The AI Engine-ML array consists of a 2D array of AI Engine-ML tiles, where each AI Engine-ML tile contains an AI Engine-ML, memory module, and tile interconnect module.

The AI Engine-ML is a highly-optimized processor featuring a single-instruction multiple-data (SIMD) and very long instruction word (VLIW) processor containing a scalar unit, a vector unit, two load units, a single store unit, and an instruction fetch and decode unit. One VLIW instruction can support a maximum of two loads, one store, one scalar operation, one fixed-point or bfloat16 vector operation, and one move instruction.

Figure 1. AI Engine-ML Tile Block Diagram

The available memory module is shared between its north, south, and west AI Engine-ML neighbors. An AI Engine-ML can access the memory module to the north, south, and west, in addition to its own memory module (always on east).

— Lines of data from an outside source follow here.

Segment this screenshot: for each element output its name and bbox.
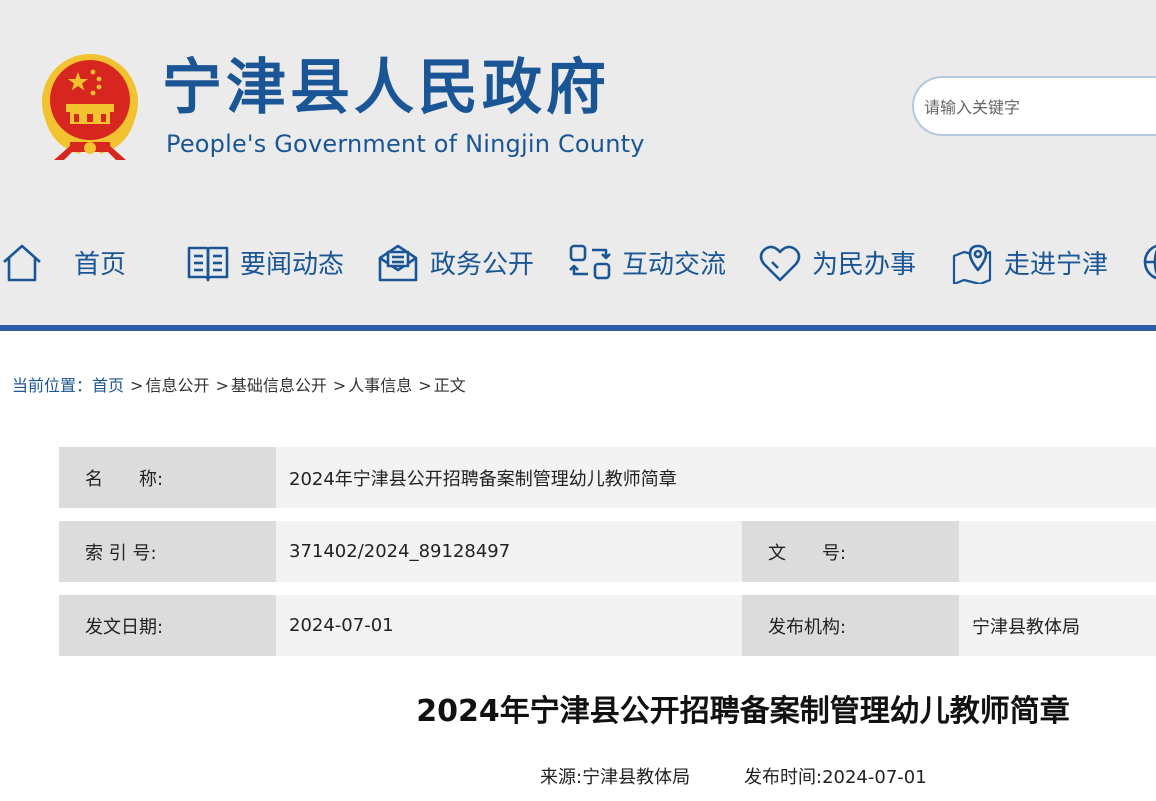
book-icon xyxy=(187,246,229,282)
breadcrumb-separator: > xyxy=(332,376,347,395)
meta-org-value: 宁津县教体局 xyxy=(959,595,1156,656)
nav-label: 互动交流 xyxy=(622,249,727,280)
breadcrumb-current: 正文 xyxy=(433,376,466,395)
envelope-icon xyxy=(378,244,418,282)
meta-org-label: 发布机构: xyxy=(742,595,959,656)
site-title: 宁津县人民政府 xyxy=(162,53,610,123)
breadcrumb-info-open[interactable]: 信息公开 xyxy=(145,376,209,395)
meta-row-index: 索 引 号: 371402/2024_89128497 文 号: xyxy=(59,521,1156,582)
nav-item-services[interactable]: 为民办事 xyxy=(758,230,916,294)
nav-item-more[interactable] xyxy=(1140,230,1156,294)
meta-index-value: 371402/2024_89128497 xyxy=(276,521,742,582)
exchange-icon xyxy=(569,244,611,280)
national-emblem-icon[interactable] xyxy=(40,50,140,162)
breadcrumb-basic-info[interactable]: 基础信息公开 xyxy=(231,376,327,395)
site-subtitle: People's Government of Ningjin County xyxy=(166,130,645,158)
breadcrumb-personnel[interactable]: 人事信息 xyxy=(348,376,412,395)
heart-icon xyxy=(759,245,801,282)
nav-label: 政务公开 xyxy=(430,249,535,280)
globe-icon xyxy=(1143,244,1156,280)
site-header: 宁津县人民政府 People's Government of Ningjin C… xyxy=(0,0,1156,325)
meta-row-date: 发文日期: 2024-07-01 发布机构: 宁津县教体局 xyxy=(59,595,1156,656)
article-publish-time: 发布时间:2024-07-01 xyxy=(744,767,927,788)
nav-label: 要闻动态 xyxy=(240,249,345,280)
home-icon xyxy=(3,244,41,282)
search-input[interactable] xyxy=(922,92,1156,122)
main-nav: 首页 要闻动态 政务公开 互动交流 为民办事 走进宁津 xyxy=(0,230,1156,294)
meta-name-value: 2024年宁津县公开招聘备案制管理幼儿教师简章 xyxy=(276,447,1156,508)
search-box xyxy=(912,76,1156,136)
nav-item-about[interactable]: 走进宁津 xyxy=(950,230,1108,294)
nav-label: 为民办事 xyxy=(812,249,917,280)
breadcrumb-separator: > xyxy=(418,376,432,395)
nav-item-gov-affairs[interactable]: 政务公开 xyxy=(376,230,534,294)
article-source: 来源:宁津县教体局 xyxy=(540,767,691,788)
nav-label: 首页 xyxy=(74,249,127,280)
meta-date-label: 发文日期: xyxy=(59,595,276,656)
breadcrumb-home[interactable]: 首页 xyxy=(92,376,124,395)
breadcrumb-separator: > xyxy=(130,376,144,395)
breadcrumb-separator: > xyxy=(215,376,229,395)
meta-row-name: 名 称: 2024年宁津县公开招聘备案制管理幼儿教师简章 xyxy=(59,447,1156,508)
nav-item-interaction[interactable]: 互动交流 xyxy=(568,230,726,294)
meta-docno-value xyxy=(959,521,1156,582)
breadcrumb-lead: 当前位置： xyxy=(12,376,93,395)
meta-docno-label: 文 号: xyxy=(742,521,959,582)
nav-label: 走进宁津 xyxy=(1004,249,1109,280)
nav-item-news[interactable]: 要闻动态 xyxy=(186,230,344,294)
meta-index-label: 索 引 号: xyxy=(59,521,276,582)
article-title: 2024年宁津县公开招聘备案制管理幼儿教师简章 xyxy=(416,694,1070,729)
nav-item-home[interactable]: 首页 xyxy=(0,230,126,294)
nav-bottom-bar xyxy=(0,325,1156,331)
meta-date-value: 2024-07-01 xyxy=(276,595,742,656)
map-pin-icon xyxy=(952,244,992,284)
breadcrumb: 当前位置：首页 > 信息公开 > 基础信息公开 > 人事信息 > 正文 xyxy=(12,372,466,396)
meta-name-label: 名 称: xyxy=(59,447,276,508)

Each AI Engine-ML tile has an AXI4-Stream switch that is a fully programmable 32-bit AXI4-Stream crossbar. It supports both circuit-switched and packet-switched streams with back-pressure. Through MM2S DMA and S2MM DMA, the AXI4-Stream switch provides stream access from and to AI Engine-ML data memory. The switch also contains one 16-deep 34-bit (32-bit data + 1-bit parity + 1-bit TLAST) wide FIFOs.

More details on the AI Engine-ML architecture can be found in the Versal Adaptive SoC AIE-ML Architecture Manual (AM020).